Lo que enfrenta el Gobierno es un dilema en sentido estricto, no un simple trade-off táctico. Un dilema no ofrece soluciones buenas y malas, sino combinaciones distintas de costos y riesgos, hoy y mañana. Por eso la pregunta correcta no es “qué evita pagar el costo”, sino cuánto se está dispuesto a pagar y cómo se preserva capacidad de maniobra para la siguiente decisión. Porque frente a dilemas de este tipo, la racionalidad pasa por minimizar daños: asumir hoy ciertos costos explícitos para evitar otros crecientes en el tiempo (pérdida de reservas y de credibilidad), y explicarlo sin eufemismos. Importa también la secuencia: una corrección clara y perceptible es menos corrosiva que muchas micro correcciones e intervenciones; y la comunicación: reglas simples y verificables reducen el premio al testeo del mercado.
Para el después de octubre, el menú debería ser más ambicioso. Cualquiera sea el resultado electoral y cualquiera sea la magnitud y la forma en que se concrete el apoyo norteamericano, un nuevo programa debería buscar: acumular reservas sin atraso cambiario, desacoplar la gestión monetaria de la financiación del Tesoro, reconstruir una curva en pesos y anclar expectativas con reglas transparentes y, sobre todo, comprensibles. Cualquiera sea el esquema elegido (flotación libre o administrada), para que resulte creíble y duradero necesitará una secuencia: primero eliminar los controles y restricciones cambiarias aún vigentes y permitir que se corrija el precio relativo central —el tipo de cambio—, luego despejar el frente monetario (léase una política monetaria más clásica y transparente), y en paralelo diseñar un sendero fiscal verosímil y estable.
Ese set debe estar acompañado por una estrategia de deuda que evite picos y, si hay apoyo externo, que sea usado para dar certezas sobre el pago de los próximos vencimientos en moneda dura. Asimismo, para ganar consistencia y credibilidad, el Gobierno debería buscar un compromiso político mínimo que permita avanzar con leyes claves que le den solidez y sustentabilidad al programa macro (empezando por el Presupuesto 2026).
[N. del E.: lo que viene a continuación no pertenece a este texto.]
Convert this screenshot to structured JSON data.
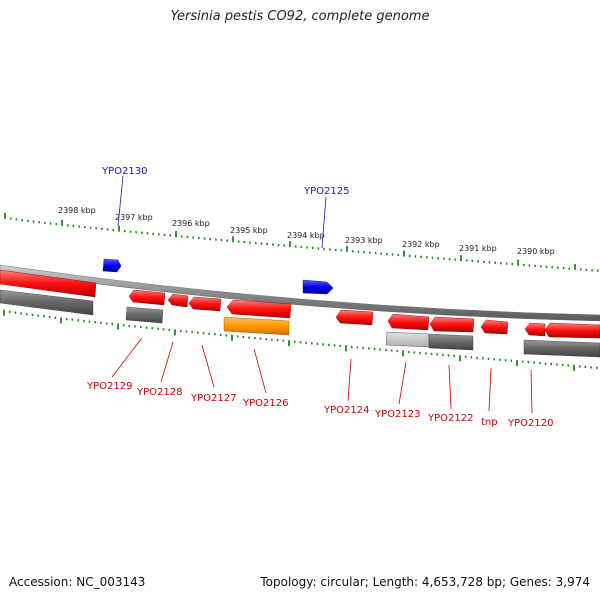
{
  "title": "Yersinia pestis CO92, complete genome",
  "footer": {
    "accession": "Accession: NC_003143",
    "summary": "Topology: circular; Length: 4,653,728 bp; Genes: 3,974"
  },
  "colors": {
    "gene_forward": "#0000dd",
    "gene_reverse": "#ff1010",
    "gene_highlight": "#ff9900",
    "label_forward": "#1a1aa8",
    "label_reverse": "#cc0000",
    "tick": "#1a8a1a",
    "backbone": "#8a8a8a"
  },
  "scale_labels": [
    "2398 kbp",
    "2397 kbp",
    "2396 kbp",
    "2395 kbp",
    "2394 kbp",
    "2393 kbp",
    "2392 kbp",
    "2391 kbp",
    "2390 kbp"
  ],
  "forward_gene_labels": [
    "YPO2130",
    "YPO2125"
  ],
  "reverse_gene_labels": [
    "YPO2129",
    "YPO2128",
    "YPO2127",
    "YPO2126",
    "YPO2124",
    "YPO2123",
    "YPO2122",
    "tnp",
    "YPO2120"
  ]
}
Un cambio de políticas ahora tiene costos; esperar, también. La diferencia es que la inacción los acumula. Un pre-programa que ordene expectativas hoy valdría doble: ayudaría a llegar y, al mismo tiempo, haría más sencillo y creíble un relanzamiento integral después. Si octubre trae aire financiero (desde Estados Unidos) y/o político, mejor; si no lo trae, también será mejor haber desactivado a tiempo una espiralización de resultado incierto. Entre prometer un futuro perfecto y administrar un presente difícil, conviene elegir lo segundo. La experiencia local y la literatura económica dicen lo mismo: los equilibrios no se proclaman, se construyen. Y se sostienen cuando las políticas son sanas, claras y transparentes y son ellas, y no un relato, las que mandan.